Managing large binary files with Git

If the program won't work without the files it seems like splitting them into a separate repo is a bad idea. We have large test suites that we break into a separate repo but those are truly "auxiliary" files.

However, you may be able to manage the files in a separate repo and then use git-submodule to pull them into your project in a sane way. So, you'd still have the full history of all your source but, as I understand it, you'd only have the one relevant revision of your images submodule. The git-submodule facility should help you keep the correct version of the code in line with the correct version of the images.

Here's a good introduction to submodules from Git Book.


Another solution, since April 2015 is Git Large File Storage (LFS) (by GitHub).

It uses git-lfs (see git-lfs.github.com) and tested with a server supporting it: lfs-test-server:
You can store metadata only in the git repo, and the large file elsewhere.

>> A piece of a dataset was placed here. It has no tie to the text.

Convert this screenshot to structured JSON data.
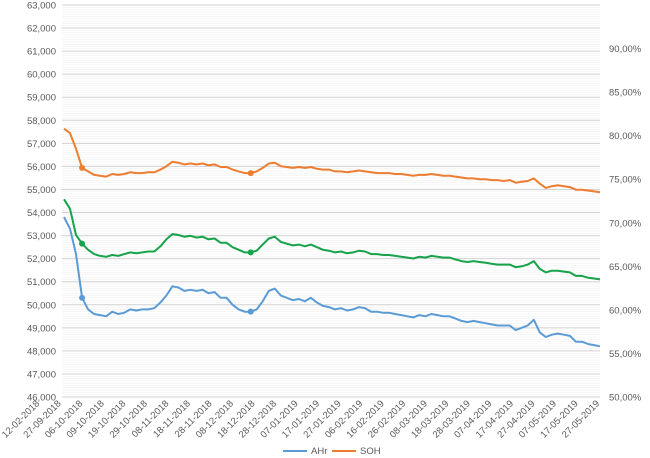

https://cloud.githubusercontent.com/assets/1319791/7051226/c4570828-ddf4-11e4-87eb-8fc165e5ece4.gif


I discovered git-annex recently which I find awesome. It was designed for managing large files efficiently. I use it for my photo/music (etc.) collections. The development of git-annex is very active. The content of the files can be removed from the Git repository, only the tree hierarchy is tracked by Git (through symlinks). However, to get the content of the file, a second step is necessary after pulling/pushing, e.g.:

$ git annex add mybigfile
$ git commit -m'add mybigfile'
$ git push myremote
$ git annex copy --to myremote mybigfile ## This command copies the actual content to myremote
$ git annex drop mybigfile ## Remove content from local repo
...
$ git annex get mybigfile ## Retrieve the content
## or to specify the remote from which to get:
$ git annex copy --from myremote mybigfile

There are many commands available, and there is a great documentation on the website. A package is available on Debian.